Most theater companies strive to clean-up racial and ethnic epithets contained in their scripts. The Pittsburgh Public Theater company was no exception in their recent production of The Little Foxes.  The written play is loaded with N-bombs and other nasty diatribes, coming principally from the character of Oscar Hubbard, but you could detect no more than a whiff of condescension or perhaps just Hubbard orneriness in the performance.  This seems to be a good choice: today the shock value would add nothing to the understanding of character and place, and might be guilty dramaturgically of piling on.  But to Ms. Hellman's audience - where not so much had changed between the turn-of-the-century south and the late 1930s - the language served a useful purpose.  Nowadays we can see the corrupting influence of the individual on society and vice versa without the verbal hammer blows.      
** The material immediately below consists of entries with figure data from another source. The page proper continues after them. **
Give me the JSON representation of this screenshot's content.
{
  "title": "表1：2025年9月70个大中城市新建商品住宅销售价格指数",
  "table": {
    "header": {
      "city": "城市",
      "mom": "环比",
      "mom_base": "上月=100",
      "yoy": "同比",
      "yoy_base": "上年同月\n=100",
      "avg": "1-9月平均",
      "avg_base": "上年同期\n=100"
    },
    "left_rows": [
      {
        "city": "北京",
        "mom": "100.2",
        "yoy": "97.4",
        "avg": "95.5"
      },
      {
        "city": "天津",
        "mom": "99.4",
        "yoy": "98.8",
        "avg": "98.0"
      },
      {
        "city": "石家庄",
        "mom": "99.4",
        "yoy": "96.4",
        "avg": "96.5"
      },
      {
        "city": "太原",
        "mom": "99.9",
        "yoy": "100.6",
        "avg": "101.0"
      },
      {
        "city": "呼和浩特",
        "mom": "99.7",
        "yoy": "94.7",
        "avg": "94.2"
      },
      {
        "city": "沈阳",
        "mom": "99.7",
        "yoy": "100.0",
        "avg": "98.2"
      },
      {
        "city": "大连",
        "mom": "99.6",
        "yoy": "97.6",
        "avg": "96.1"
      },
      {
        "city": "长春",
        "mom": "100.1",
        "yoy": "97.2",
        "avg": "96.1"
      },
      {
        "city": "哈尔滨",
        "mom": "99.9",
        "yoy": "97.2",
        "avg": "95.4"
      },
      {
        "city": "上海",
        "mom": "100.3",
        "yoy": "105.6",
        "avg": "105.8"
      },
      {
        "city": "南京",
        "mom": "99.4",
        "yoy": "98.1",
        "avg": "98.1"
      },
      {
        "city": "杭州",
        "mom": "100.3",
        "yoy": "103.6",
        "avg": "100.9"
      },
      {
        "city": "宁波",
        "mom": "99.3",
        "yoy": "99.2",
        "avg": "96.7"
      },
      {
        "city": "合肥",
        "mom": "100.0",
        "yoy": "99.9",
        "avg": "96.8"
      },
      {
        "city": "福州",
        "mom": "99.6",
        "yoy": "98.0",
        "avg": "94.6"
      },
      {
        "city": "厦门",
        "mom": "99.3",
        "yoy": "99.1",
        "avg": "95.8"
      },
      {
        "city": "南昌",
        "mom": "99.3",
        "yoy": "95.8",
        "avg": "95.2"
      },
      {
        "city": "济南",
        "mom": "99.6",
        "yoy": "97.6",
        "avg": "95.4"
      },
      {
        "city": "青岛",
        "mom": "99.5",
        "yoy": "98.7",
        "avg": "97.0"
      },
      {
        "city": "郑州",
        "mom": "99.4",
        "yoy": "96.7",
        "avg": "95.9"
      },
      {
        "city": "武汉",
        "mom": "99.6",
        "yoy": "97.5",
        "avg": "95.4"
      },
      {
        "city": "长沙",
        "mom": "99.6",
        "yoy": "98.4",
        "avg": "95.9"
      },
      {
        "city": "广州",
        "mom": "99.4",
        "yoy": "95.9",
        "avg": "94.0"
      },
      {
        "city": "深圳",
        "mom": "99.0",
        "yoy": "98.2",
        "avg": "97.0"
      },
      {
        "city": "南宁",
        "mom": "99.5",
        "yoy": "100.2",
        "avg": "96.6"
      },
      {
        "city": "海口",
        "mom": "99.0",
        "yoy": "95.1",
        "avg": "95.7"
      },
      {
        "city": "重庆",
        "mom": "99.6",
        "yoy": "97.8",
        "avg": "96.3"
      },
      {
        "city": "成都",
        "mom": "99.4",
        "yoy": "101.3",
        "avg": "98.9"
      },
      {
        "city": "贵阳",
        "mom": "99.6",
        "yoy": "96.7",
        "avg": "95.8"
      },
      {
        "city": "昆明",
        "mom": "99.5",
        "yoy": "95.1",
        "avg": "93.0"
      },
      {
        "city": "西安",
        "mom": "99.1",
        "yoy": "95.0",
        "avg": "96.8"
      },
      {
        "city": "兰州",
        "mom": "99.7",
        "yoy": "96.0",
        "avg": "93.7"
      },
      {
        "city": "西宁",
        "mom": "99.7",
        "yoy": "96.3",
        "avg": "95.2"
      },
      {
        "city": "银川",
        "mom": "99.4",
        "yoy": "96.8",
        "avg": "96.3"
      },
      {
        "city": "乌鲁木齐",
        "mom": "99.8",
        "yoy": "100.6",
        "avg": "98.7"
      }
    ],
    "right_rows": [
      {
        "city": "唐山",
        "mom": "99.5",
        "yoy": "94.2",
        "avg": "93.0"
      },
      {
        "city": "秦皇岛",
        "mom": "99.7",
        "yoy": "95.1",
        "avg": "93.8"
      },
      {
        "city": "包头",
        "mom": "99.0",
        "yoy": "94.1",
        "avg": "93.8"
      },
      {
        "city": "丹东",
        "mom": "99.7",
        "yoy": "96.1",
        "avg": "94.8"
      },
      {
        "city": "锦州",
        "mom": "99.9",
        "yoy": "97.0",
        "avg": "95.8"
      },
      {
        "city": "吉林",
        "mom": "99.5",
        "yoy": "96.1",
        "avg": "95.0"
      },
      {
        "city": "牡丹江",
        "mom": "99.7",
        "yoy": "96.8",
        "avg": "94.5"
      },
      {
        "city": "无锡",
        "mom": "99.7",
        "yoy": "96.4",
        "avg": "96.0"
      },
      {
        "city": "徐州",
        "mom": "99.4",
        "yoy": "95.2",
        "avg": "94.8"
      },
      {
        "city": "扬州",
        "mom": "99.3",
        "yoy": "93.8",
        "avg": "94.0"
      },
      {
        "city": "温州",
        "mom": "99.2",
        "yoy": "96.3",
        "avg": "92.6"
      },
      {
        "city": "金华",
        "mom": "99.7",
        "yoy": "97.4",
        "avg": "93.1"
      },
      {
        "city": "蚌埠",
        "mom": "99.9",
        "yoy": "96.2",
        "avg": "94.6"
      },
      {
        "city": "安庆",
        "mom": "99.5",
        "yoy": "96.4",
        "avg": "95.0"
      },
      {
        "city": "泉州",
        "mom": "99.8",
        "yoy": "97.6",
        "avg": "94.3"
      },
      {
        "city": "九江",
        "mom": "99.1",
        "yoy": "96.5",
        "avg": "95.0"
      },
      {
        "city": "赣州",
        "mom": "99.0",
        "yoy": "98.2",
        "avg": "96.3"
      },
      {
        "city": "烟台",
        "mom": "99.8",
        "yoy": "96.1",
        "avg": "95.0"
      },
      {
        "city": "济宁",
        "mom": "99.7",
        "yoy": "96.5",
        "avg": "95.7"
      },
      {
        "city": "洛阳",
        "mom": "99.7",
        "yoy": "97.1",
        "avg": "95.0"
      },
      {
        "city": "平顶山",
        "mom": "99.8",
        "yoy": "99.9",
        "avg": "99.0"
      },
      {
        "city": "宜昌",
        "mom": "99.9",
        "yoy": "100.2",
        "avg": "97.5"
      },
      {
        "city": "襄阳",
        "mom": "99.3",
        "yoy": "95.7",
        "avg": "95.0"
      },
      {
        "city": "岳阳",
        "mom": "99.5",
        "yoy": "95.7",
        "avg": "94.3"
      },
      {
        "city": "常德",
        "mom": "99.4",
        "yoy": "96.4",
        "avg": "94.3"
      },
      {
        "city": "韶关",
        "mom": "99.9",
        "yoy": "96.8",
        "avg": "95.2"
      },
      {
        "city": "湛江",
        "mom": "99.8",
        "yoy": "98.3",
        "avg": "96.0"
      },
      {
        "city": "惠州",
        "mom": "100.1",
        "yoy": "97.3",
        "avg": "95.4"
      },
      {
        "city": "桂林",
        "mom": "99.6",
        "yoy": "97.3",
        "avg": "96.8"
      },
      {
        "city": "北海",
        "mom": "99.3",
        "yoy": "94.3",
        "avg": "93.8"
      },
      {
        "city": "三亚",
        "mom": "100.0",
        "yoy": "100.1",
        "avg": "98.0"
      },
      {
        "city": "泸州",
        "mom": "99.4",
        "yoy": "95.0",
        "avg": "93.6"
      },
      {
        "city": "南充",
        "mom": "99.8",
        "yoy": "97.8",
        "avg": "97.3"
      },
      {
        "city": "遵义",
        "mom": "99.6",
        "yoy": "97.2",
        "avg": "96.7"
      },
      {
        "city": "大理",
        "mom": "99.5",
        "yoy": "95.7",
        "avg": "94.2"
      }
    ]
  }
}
Adaptations like biographies are a thankless task.  No matter how you approach them, you're bound to displease someone.  If you are too faithful to the story or individual (Jane Eyre, One Flew Over the Cuckoo's Nest, Native Son), you're accused of lacking discipline and/or imagination; while if you have a take (Crime and Punishment) or a bracket on the action or motivation, the tag of "missed the big picture" will come  to everyone's lips.  And God help you if you do a riff (The Picture of Dorian Gray); the only thing worse than modifying a canonical work (at least in some people's eyes) is creatively playing with it.  So it'll either be complex - for the academy - or too simplistic - dumbing down the audience. And if it's too extreme - a travesty!  Tie-ins are nice, but beware of riding someone's coattails!!

How much baggage do we as critics or members of the audience bring to a performance? Who really cares about previous productions or interpretations when the one we're writing about or observing is the only one that counts for most of the theater- or concert-going public? It's all interesting, of course, to know the performance history of a play or composition or creative life-cycle of a work of art, but there is just one word to describe individuals who cannot look at a piece through fresh (and neutral) eyes or ears and tell us what they think about the work in front of them: BIASED.  Don't let the past become part of your prologue.